Helping patients and families to share memories and precious moments together is at the heart of Rowcroft’s patient-centred care. Identical twins Kathy and Christine Wadman enjoy sharing their stories with Rowcroft nurses and were kind enough to share with us their remarkable story of crossing paths with the King himself, Elvis Presley. Christine, who is currently being cared for at Rowcroft’s Inpatient Unit in Torquay shared with us; “It all started when our elder sister signed up Kathy and I to the Elvis Presley Fan Club for our eleventh birthday. We felt like Elvis was someone who we could relate to because he came from a poor background and his music reflected who he was. ”
In 1974, Kathy and Christine travelled across the Atlantic to see Elvis perform at The Hilton, Las Vegas. Dressed in matching white and navy blue evening dresses, the girls managed to charm their way right to the front of the stage meaning they were only inches away from Elvis! After the show, the girls decided to head back to their room when another familiar face joined them in the elevator. “We recognised him immediately from the photos we had seen in the fan club, we were in the lift with Vernon Presley, Elvis’s Dad! He said to us “What are two pretty, little girls like you doing so far away from home?” he couldn’t believe that we had come so far by away by ourselves to see Elvis”, said Christine.
Kathy and Christine then headed south-east to Memphis to visit the gates of Elvis’s home in Graceland. Christine told us “We always dressed in matching outfits, but this time we were dressed in the hippy style of the seventies. As we were taking photos outside the gates of Graceland a driver of a glamorous car beeped at us and waved. We couldn’t believe it, it was Elvis’s dad again and he had remembered us from Vegas!”
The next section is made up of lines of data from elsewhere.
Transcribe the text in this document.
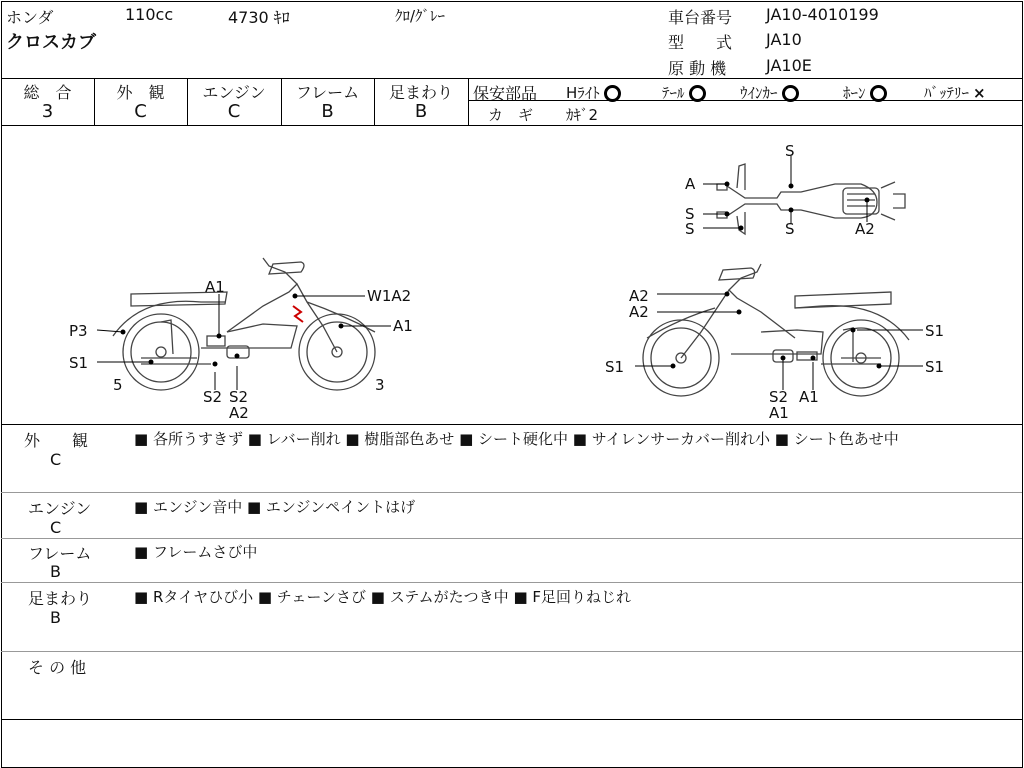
ホンダ	110cc	4730 ｷﾛ	ｸﾛ/ｸﾞﾚｰ
クロスカブ
車台番号 JA10-4010199
型　　式 JA10
原 動 機 JA10E
総　合
3
外　観
C
エンジン
C
フレーム
B
足まわり
B
保安部品 Hﾗｲﾄ	ﾃｰﾙ	ｳｲﾝｶｰ	ﾎｰﾝ	ﾊﾞｯﾃﾘｰ ×
カ　ギ ｶｷﾞ2
A1	W1A2
A1
P3
S1
5
S2 S2
A2
3
A2
A2
S1
S1	S1
S2 A1
A1
S
A
S
S	S	A2
外　　観
C
■ 各所うすきず ■ レバー削れ ■ 樹脂部色あせ ■ シート硬化中 ■ サイレンサーカバー削れ小 ■ シート色あせ中
エンジン
C
■ エンジン音中 ■ エンジンペイントはげ
フレーム
B
■ フレームさび中
足まわり
B
■ Rタイヤひび小 ■ チェーンさび ■ ステムがたつき中 ■ F足回りねじれ
そ の 他
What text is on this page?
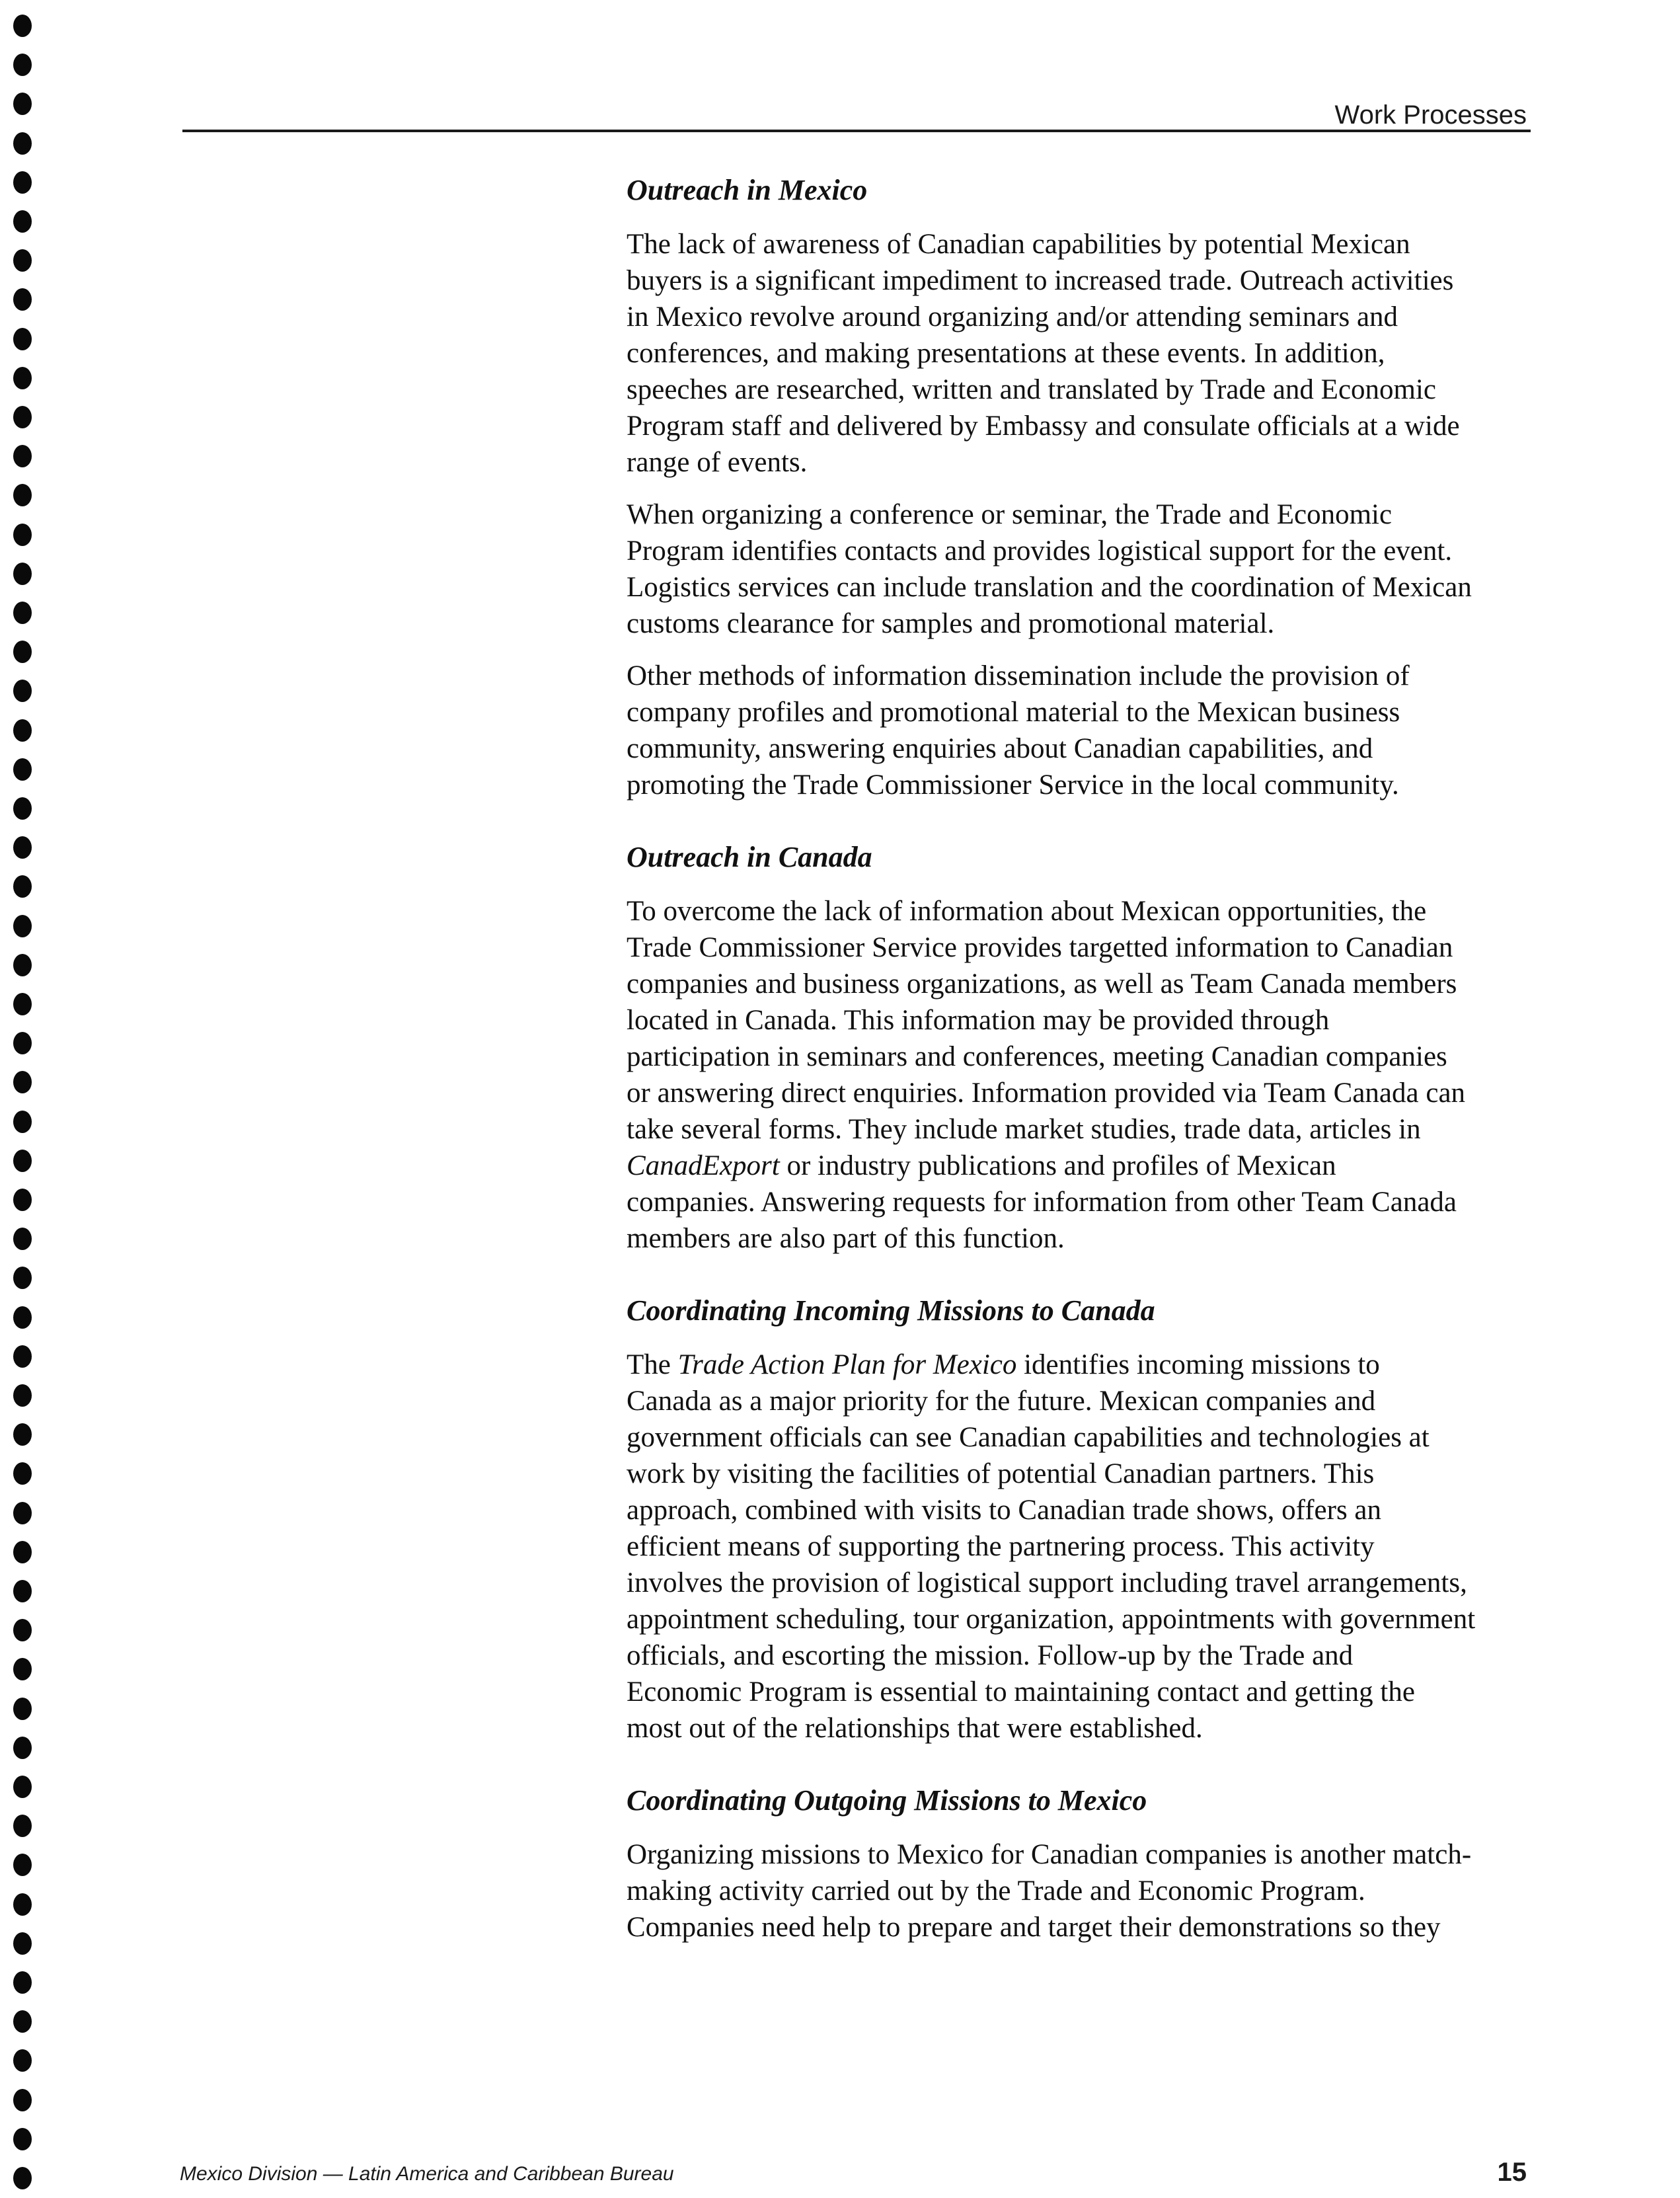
Work Processes
Outreach in Mexico

The lack of awareness of Canadian capabilities by potential Mexican
buyers is a significant impediment to increased trade. Outreach activities
in Mexico revolve around organizing and/or attending seminars and
conferences, and making presentations at these events. In addition,
speeches are researched, written and translated by Trade and Economic
Program staff and delivered by Embassy and consulate officials at a wide
range of events.

When organizing a conference or seminar, the Trade and Economic
Program identifies contacts and provides logistical support for the event.
Logistics services can include translation and the coordination of Mexican
customs clearance for samples and promotional material.

Other methods of information dissemination include the provision of
company profiles and promotional material to the Mexican business
community, answering enquiries about Canadian capabilities, and
promoting the Trade Commissioner Service in the local community.

Outreach in Canada

To overcome the lack of information about Mexican opportunities, the
Trade Commissioner Service provides targetted information to Canadian
companies and business organizations, as well as Team Canada members
located in Canada. This information may be provided through
participation in seminars and conferences, meeting Canadian companies
or answering direct enquiries. Information provided via Team Canada can
take several forms. They include market studies, trade data, articles in
CanadExport or industry publications and profiles of Mexican
companies. Answering requests for information from other Team Canada
members are also part of this function.

Coordinating Incoming Missions to Canada

The Trade Action Plan for Mexico identifies incoming missions to
Canada as a major priority for the future. Mexican companies and
government officials can see Canadian capabilities and technologies at
work by visiting the facilities of potential Canadian partners. This
approach, combined with visits to Canadian trade shows, offers an
efficient means of supporting the partnering process. This activity
involves the provision of logistical support including travel arrangements,
appointment scheduling, tour organization, appointments with government
officials, and escorting the mission. Follow-up by the Trade and
Economic Program is essential to maintaining contact and getting the
most out of the relationships that were established.

Coordinating Outgoing Missions to Mexico

Organizing missions to Mexico for Canadian companies is another match-
making activity carried out by the Trade and Economic Program.
Companies need help to prepare and target their demonstrations so they

Mexico Division — Latin America and Caribbean Bureau	15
Every day neighbour of five years, Jan Dowd gives Kathy a lift to and from the hospice to spend time with Christine. Jan is also a keen volunteer at Rowcroft events and was one of a hundred volunteers who supported Rowcroft in The Male Trail on Saturday 16 March. Christine feels extremely grateful to have Jan’s support. “It takes the worry away for me; it’s nice not having to worry about how my sister is getting home after she has left Rowcroft.”
Kathy added; “I would like to say a special thank you to Jan because she is an angel too. She goes above and beyond to help me spend time with my sister. Some people may think this is only a little thing, but it makes such a big difference to us. To be kind is one of the most powerful things anyone can do”.
The Rowcroft Inpatient Unit provides a special space for reminiscing and creating new memories. Christine and Kathy have been supported by Rowcroft for the past two years. Kathy said, “The nurses at Rowcroft are amazing, they are all angels. One nurse, Karenne, we actually call the angel of the south – you couldn’t find better care anywhere.” Karenne Weaver is a community palliative care team member who has supported the twins for the past two years through home visits. Rowcroft’s approach to patient-centred care has provided Christine with a bespoke level of care at home through occupational therapy as well as symptom management. The community palliative care team as a whole have supported the sisters together through emotional support and music therapy.
This is just one example of what makes hospice care so unique; in addition to physical care, patients emotional, spiritual and psychological needs are also supported. Rowcroft is committed to helping patients and families living with life limiting illness across South Devon access patient-centred care to improve quality of life and share precious moments together.